En el soneto titulado Correspondencias, Baudelaire
compara la Naturaleza misma con “un templo cuyos pilares dejan salir a veces
confusas palabras/ por allí pasa el
hombre entre bosques de símbolos/ que lo observan atentos con familiar mirada”. Vigila
el firmamento, pues, contemplativo, el hombre-poeta, impenitente rastreador de
metáforas, desvelando con la agudeza de su olfato y el ingenio de su
imaginación las claves del universo todo. Y atiende quien escribe, obnubilado,
la danza hipnótica desplegada frente a su ventana, la muda coreografía del
viento y de la hierba, de los pastos y del azul cegador del cielo, con el
ronroneo amortiguado de las segadoras dibujando en la distancia, bien al fondo
del paisaje, líneas marciales y alegres arabescos, mensajes encriptados, pienso
para mí, que tal vez escondan en la danza de sus dibujos la explicación del mundo.

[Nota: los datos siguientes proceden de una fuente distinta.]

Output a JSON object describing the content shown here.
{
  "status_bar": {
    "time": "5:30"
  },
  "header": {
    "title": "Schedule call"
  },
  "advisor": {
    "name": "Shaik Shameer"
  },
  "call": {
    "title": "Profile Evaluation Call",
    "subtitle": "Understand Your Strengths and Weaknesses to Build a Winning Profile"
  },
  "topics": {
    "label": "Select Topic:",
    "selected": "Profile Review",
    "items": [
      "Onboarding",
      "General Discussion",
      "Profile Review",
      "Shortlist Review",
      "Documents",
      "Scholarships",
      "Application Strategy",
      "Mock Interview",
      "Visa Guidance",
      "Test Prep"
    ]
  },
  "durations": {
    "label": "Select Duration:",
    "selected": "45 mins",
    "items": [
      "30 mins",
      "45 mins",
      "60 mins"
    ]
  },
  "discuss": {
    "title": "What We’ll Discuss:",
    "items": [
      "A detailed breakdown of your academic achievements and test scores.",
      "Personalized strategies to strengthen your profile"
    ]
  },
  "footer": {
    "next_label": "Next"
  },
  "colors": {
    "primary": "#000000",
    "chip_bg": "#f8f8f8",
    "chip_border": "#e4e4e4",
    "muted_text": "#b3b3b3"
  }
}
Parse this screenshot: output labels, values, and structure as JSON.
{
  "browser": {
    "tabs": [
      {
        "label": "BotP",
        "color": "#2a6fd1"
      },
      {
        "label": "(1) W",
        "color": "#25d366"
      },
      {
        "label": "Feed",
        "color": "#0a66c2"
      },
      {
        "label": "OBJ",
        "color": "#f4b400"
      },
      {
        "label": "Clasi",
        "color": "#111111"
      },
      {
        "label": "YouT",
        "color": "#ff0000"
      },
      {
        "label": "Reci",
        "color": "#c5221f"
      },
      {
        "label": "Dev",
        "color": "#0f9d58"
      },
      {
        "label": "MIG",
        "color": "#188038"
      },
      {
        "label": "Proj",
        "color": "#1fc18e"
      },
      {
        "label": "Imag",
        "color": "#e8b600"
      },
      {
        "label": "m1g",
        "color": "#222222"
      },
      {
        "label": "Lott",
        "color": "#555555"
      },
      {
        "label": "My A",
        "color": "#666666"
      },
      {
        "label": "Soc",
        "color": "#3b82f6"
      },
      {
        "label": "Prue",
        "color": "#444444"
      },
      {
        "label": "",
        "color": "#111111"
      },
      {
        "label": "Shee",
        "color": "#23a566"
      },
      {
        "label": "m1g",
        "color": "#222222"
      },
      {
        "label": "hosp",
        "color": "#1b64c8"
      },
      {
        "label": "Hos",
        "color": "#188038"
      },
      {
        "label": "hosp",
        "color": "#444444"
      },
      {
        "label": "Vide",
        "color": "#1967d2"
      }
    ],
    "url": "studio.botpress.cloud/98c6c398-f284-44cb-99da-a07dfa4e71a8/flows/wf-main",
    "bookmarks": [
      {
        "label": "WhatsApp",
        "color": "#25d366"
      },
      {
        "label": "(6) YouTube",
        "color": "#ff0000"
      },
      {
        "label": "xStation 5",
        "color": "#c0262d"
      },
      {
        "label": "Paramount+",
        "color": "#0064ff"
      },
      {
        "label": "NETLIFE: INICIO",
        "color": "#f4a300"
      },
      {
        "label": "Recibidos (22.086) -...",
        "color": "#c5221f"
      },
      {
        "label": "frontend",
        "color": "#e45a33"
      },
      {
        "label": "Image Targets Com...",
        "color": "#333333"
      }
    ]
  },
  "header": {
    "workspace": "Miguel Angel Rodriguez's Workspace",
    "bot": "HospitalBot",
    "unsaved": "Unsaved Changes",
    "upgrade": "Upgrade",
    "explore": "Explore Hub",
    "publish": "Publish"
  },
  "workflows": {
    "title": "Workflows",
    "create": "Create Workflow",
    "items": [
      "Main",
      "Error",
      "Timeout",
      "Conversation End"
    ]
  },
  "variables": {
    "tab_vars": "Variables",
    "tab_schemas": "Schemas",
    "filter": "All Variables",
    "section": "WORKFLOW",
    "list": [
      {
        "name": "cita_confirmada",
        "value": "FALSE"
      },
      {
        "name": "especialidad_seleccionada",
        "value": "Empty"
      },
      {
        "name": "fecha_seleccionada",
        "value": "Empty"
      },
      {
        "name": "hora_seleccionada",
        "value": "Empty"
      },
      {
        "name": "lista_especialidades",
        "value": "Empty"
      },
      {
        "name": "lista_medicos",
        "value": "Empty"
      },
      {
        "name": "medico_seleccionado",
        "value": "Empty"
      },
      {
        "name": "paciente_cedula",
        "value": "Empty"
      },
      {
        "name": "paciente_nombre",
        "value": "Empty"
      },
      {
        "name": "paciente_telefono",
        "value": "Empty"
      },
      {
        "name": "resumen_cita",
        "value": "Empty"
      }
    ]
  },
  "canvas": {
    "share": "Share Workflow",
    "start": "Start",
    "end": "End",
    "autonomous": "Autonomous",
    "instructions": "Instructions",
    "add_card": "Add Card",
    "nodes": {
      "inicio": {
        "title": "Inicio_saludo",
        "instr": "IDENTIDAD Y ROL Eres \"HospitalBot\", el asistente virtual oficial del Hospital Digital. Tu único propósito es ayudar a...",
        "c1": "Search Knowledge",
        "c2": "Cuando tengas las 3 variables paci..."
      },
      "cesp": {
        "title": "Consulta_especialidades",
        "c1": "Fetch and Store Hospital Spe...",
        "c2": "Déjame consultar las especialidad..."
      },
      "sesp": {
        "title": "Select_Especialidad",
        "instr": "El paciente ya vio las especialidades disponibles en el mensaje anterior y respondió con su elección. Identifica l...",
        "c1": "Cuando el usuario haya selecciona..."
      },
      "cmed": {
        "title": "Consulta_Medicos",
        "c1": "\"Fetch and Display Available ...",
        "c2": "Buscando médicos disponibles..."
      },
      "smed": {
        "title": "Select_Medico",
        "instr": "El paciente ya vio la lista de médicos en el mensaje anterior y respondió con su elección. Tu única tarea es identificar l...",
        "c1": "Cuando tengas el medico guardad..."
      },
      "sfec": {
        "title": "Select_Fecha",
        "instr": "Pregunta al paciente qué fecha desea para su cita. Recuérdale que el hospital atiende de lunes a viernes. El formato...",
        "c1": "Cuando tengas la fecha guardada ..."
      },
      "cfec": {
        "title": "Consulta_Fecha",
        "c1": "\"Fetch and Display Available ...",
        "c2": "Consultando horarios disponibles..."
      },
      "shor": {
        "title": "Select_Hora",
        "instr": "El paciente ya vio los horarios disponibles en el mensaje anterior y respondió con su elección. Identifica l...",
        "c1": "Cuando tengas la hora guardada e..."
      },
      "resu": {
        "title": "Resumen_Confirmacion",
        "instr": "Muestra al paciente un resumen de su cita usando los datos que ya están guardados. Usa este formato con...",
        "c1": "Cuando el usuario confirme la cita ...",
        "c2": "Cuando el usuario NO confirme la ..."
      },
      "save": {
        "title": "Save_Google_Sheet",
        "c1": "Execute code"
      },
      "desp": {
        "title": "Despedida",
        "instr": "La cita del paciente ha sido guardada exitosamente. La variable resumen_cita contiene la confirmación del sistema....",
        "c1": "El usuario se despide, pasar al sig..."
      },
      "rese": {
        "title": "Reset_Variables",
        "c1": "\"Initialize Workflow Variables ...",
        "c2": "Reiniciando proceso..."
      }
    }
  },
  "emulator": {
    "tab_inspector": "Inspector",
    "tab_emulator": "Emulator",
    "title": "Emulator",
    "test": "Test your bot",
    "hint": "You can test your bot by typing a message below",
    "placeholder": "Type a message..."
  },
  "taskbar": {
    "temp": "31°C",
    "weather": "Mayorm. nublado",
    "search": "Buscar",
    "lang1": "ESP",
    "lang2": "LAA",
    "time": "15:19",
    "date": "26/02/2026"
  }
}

Distraído del paisaje, me pregunto por el motivo de estas
asociaciones mías, de estos extravíos aturdidos. Con la inconsciencia de un volatinero sin público, salto desde mi ventana al mar de hierba, desde el mar de hierba, y la música de las cortadoras, paso a las divagaciones del Pierre de Melville, y de éste a las iluminaciones poéticas de Baudelaire y su reconsideración del mundo. Voy construyendo, así, supongo,
una falsa cartografía, una red tejida con las cuerdas y los nudos de mis
espejismos y devaneos absurdos, sobre cuya malla me zarandeo como un
equilibrista desplomado tras una pirueta imposible.